When I got to junior high school there was a semi-professional children's theatre company that worked out of our auditorium. I quickly learned that I could get out of class if I was on the stage crew. Something about working in that room, the flyrail, the FOH catwalks above the seats, the autotransformer dimmer board in the booth at the back of the house, all was so great. I felt that it was where I belonged. Most of all was the smell of freshly cut and burning Cinemoid and Roscolene gel. It's one of those odors that brings back memories that will stay with me for the rest of my life.

Sonny Sonnenfeld

SALES GURU, ETC

I was in kid's camp when I was 13 years old. I was in the social hall on a rainy Tuesday morning. The theatre tech asked me to help him move a piece of scenery. I did. He asked if I could come back in the afternoon to help. My counselor said yes. I went on to help at the Central Jewish Institute on 85th Street, then to the 92nd Y a few years later, where I became the tech. I like to say that I worked at the Y after Abe Feder and before Tharon Musser.

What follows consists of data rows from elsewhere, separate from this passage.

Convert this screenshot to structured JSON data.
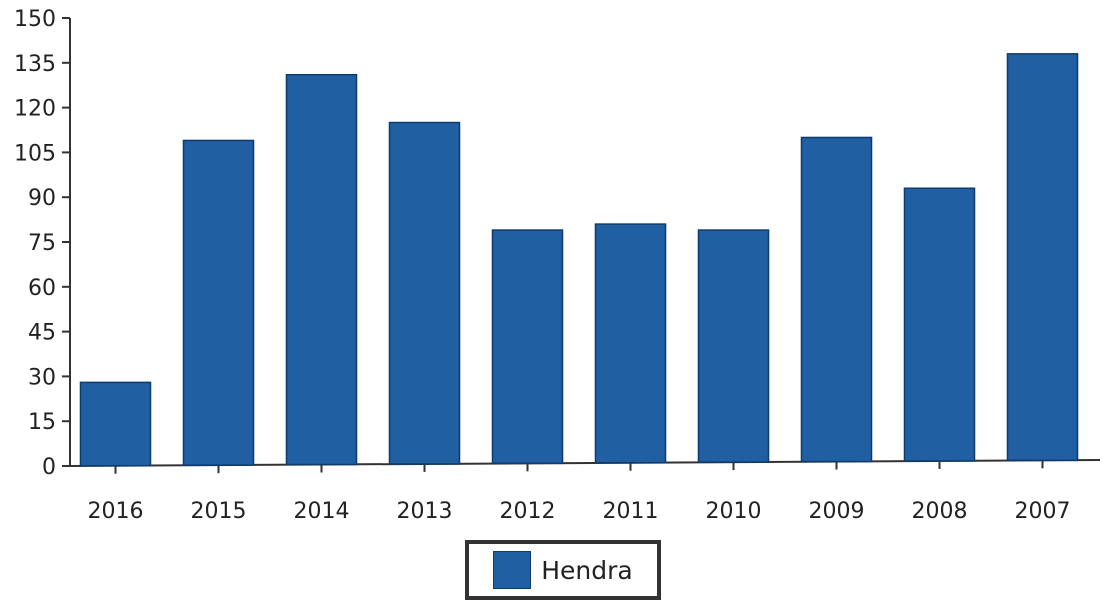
{
  "chart_data": {
    "type": "bar",
    "title": "",
    "xlabel": "",
    "ylabel": "",
    "categories": [
      "2016",
      "2015",
      "2014",
      "2013",
      "2012",
      "2011",
      "2010",
      "2009",
      "2008",
      "2007"
    ],
    "series": [
      {
        "name": "Hendra",
        "values": [
          28,
          109,
          131,
          115,
          79,
          81,
          79,
          110,
          93,
          138
        ]
      }
    ],
    "ylim": [
      0,
      150
    ],
    "yticks": [
      0,
      15,
      30,
      45,
      60,
      75,
      90,
      105,
      120,
      135,
      150
    ],
    "grid": false,
    "legend_position": "bottom-center",
    "colors": {
      "bar": "#1f5fa2",
      "bar_edge": "#0f3c6e",
      "axis": "#333333"
    }
  }
}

When I got out of the army after WWII, Kelly [Sonnenfeld, Sonny's late wife], who I was dating then, made an appointment for me with Kermit Bloomgarten for an assistant stage manager's job. Kermit couldn't use me, but he sent me to Century Lighting to meet with Ed Kook. I also met with Stanley McCandless, who was head of R&D. I went to work for Century Lighting the next day, and the rest is history.

Tom Ruzika

LIGHTING DESIGNER

My first epiphany came while playing the pipe organ in my high school auditorium for the concert choir. I realized that running the big light board backstage was just as creative and fun as playing the organ. I could orchestrate the lights just like I could create music on the organ. That sold me right there and I ended up both running the lights and playing the organ for many productions in the auditorium. Talk about split-second timing, running from backstage to the orchestra pit.

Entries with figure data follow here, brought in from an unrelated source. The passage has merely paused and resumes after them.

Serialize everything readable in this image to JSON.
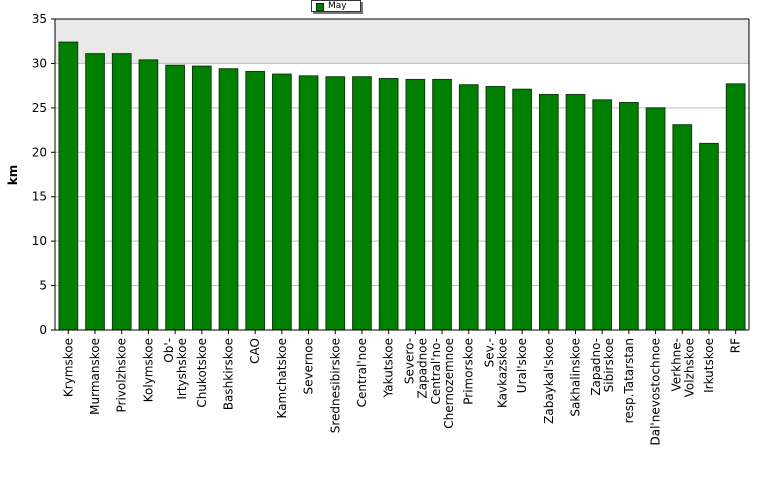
{
  "chart_data": {
    "type": "bar",
    "title": "",
    "xlabel": "",
    "ylabel": "km",
    "ylim": [
      0,
      35
    ],
    "yticks": [
      0,
      5,
      10,
      15,
      20,
      25,
      30,
      35
    ],
    "grid": true,
    "legend_position": "top-center",
    "colors": {
      "bar": "#008000",
      "bar_border": "#0a3a0a",
      "plot_background_top": "#e9e9e9",
      "plot_background": "#ffffff",
      "grid": "#bdbdbd"
    },
    "categories": [
      "Krymskoe",
      "Murmanskoe",
      "Privolzhskoe",
      "Kolymskoe",
      "Ob'-Irtyshskoe",
      "Chukotskoe",
      "Bashkirskoe",
      "CAO",
      "Kamchatskoe",
      "Severnoe",
      "Srednesibirskoe",
      "Central'noe",
      "Yakutskoe",
      "Severo-Zapadnoe",
      "Central'no-Chernozemnoe",
      "Primorskoe",
      "Sev.-Kavkazskoe",
      "Ural'skoe",
      "Zabaykal'skoe",
      "Sakhalinskoe",
      "Zapadno-Sibirskoe",
      "resp.Tatarstan",
      "Dal'nevostochnoe",
      "Verkhne-Volzhskoe",
      "Irkutskoe",
      "RF"
    ],
    "tick_labels": [
      [
        "Krymskoe"
      ],
      [
        "Murmanskoe"
      ],
      [
        "Privolzhskoe"
      ],
      [
        "Kolymskoe"
      ],
      [
        "Ob'-",
        "Irtyshskoe"
      ],
      [
        "Chukotskoe"
      ],
      [
        "Bashkirskoe"
      ],
      [
        "CAO"
      ],
      [
        "Kamchatskoe"
      ],
      [
        "Severnoe"
      ],
      [
        "Srednesibirskoe"
      ],
      [
        "Central'noe"
      ],
      [
        "Yakutskoe"
      ],
      [
        "Severo-",
        "Zapadnoe"
      ],
      [
        "Central'no-",
        "Chernozemnoe"
      ],
      [
        "Primorskoe"
      ],
      [
        "Sev.-",
        "Kavkazskoe"
      ],
      [
        "Ural'skoe"
      ],
      [
        "Zabaykal'skoe"
      ],
      [
        "Sakhalinskoe"
      ],
      [
        "Zapadno-",
        "Sibirskoe"
      ],
      [
        "resp.Tatarstan"
      ],
      [
        "Dal'nevostochnoe"
      ],
      [
        "Verkhne-",
        "Volzhskoe"
      ],
      [
        "Irkutskoe"
      ],
      [
        "RF"
      ]
    ],
    "series": [
      {
        "name": "May",
        "values": [
          32.4,
          31.1,
          31.1,
          30.4,
          29.8,
          29.7,
          29.4,
          29.1,
          28.8,
          28.6,
          28.5,
          28.5,
          28.3,
          28.2,
          28.2,
          27.6,
          27.4,
          27.1,
          26.5,
          26.5,
          25.9,
          25.6,
          25.0,
          23.1,
          21.0,
          27.7
        ]
      }
    ]
  }
}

The second epiphany came at age 17 when I met Jean Rosenthal while sneaking backstage at the Pasadena Civic to watch a load-in of a big musical for Los Angeles Civic Light Opera. I had no idea who she was until years later, but all I remembered at 17 was that she was a wonderful person who let me watch the load-in and showed me her light plot (the first light plot I had ever seen). I learned how exciting lighting could be.

The third epiphany was a production of Kismet that I saw at the old Biltmore theatre in Los Angeles when I was a child. It featured Alfred Drake and the choreography was by Eugene Loring. I remembered how beautiful it looked and sounded. The images stayed with me for years and to my surprise, I found myself working with both Mr. Drake and Mr. Loring in the 1980s, lighting a musical that Drake directed and lighting Loring's Billy the Kid ballet. They challenged me to create beautiful images of lighting and music like I saw in their performances when I was a child.

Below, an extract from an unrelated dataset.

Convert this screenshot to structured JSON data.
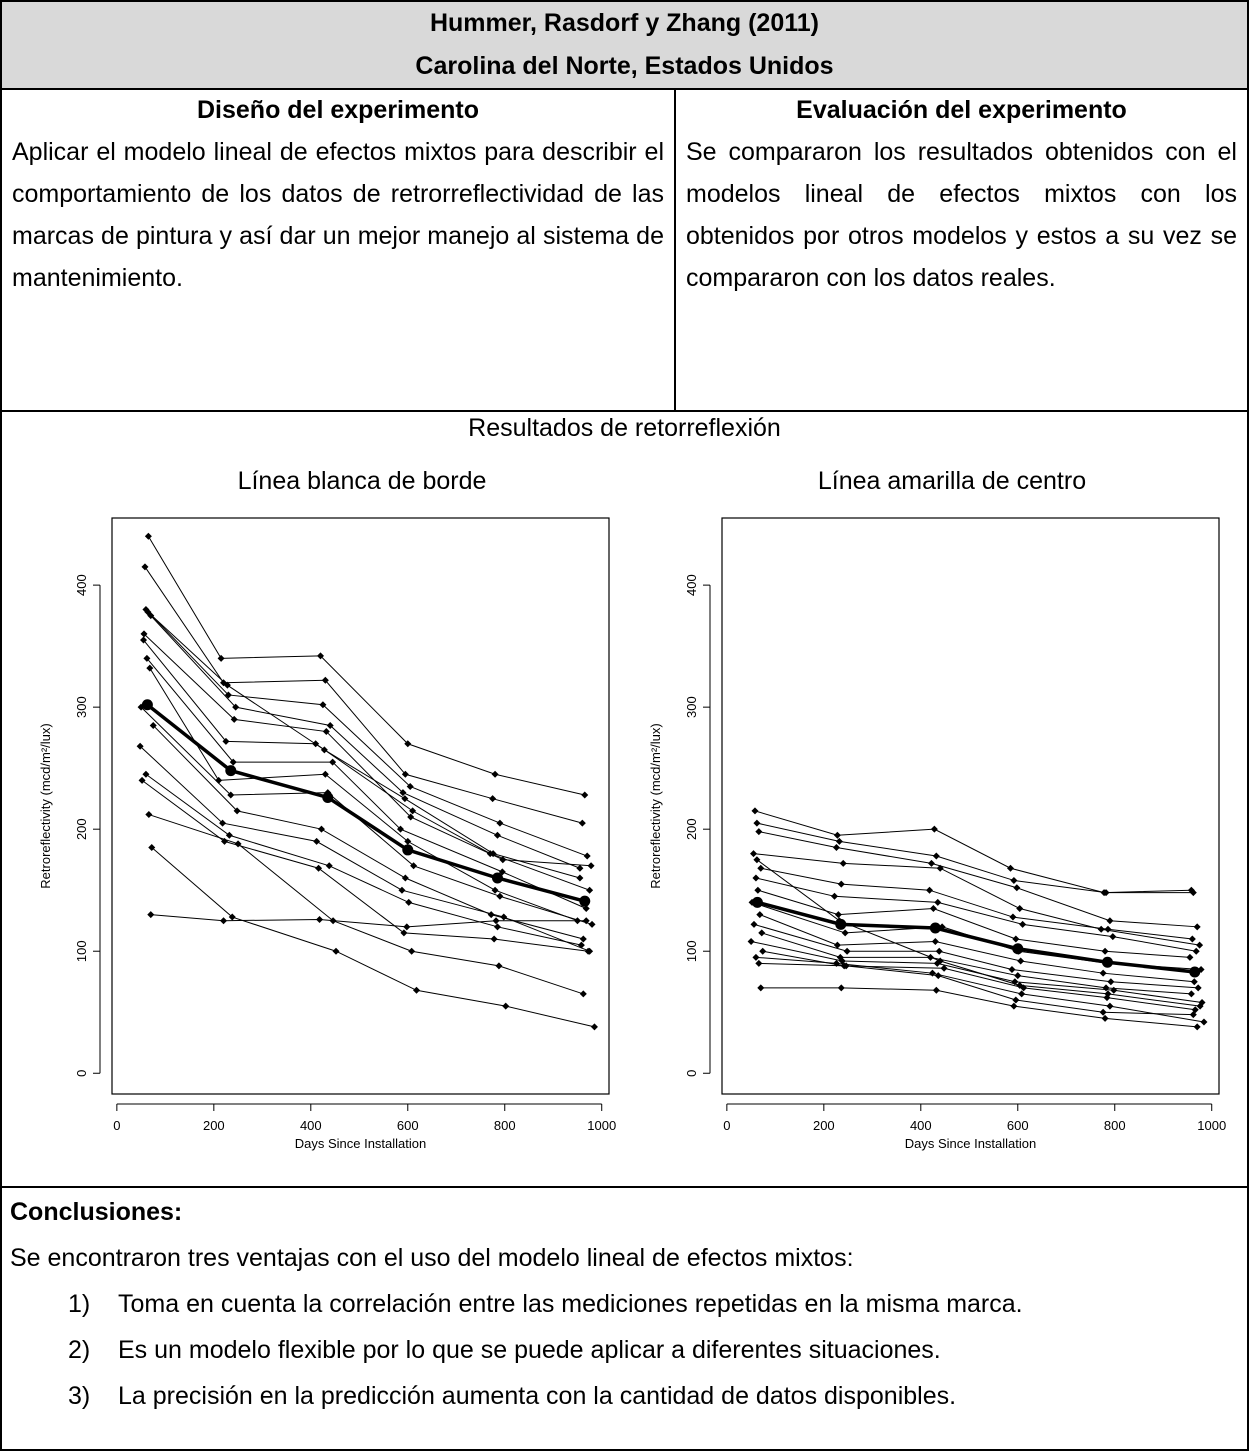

What finally convinced me to stick in the business was Tharon Musser. Her style, talent, and personality told me that lighting was worth the time and effort. She showed me that the business of lighting could have a human element.

JR Simons INSIDE SALES, VINCENT LIGHTING SYSTEMS

I left high school with the dream of becoming a Tony Award — winning actor. I was greeted with brutal reality in college that I would not, in fact, win a Tony for my acting. I had a wonderful design instructor, Jim Lile, who suggested that I double major and get a BFA in Acting and a BFA in Design. I declined, but continued to design lighting as a hobby. A few years after some devastating acting auditions, I had the opportunity to direct plays at several high schools, where I also had to build my own sets sometimes and almost always do my own lighting. I was glad that Jim Lile had suggested I continue my interest in design. I was able to create some very functional designs.

Today, I work in the background of the background, selling theatre technology to all manner of end users through Vincent Lighting Systems. I have had more fun working backstage on shows in the last five years than I ever had working onstage in the previous 15.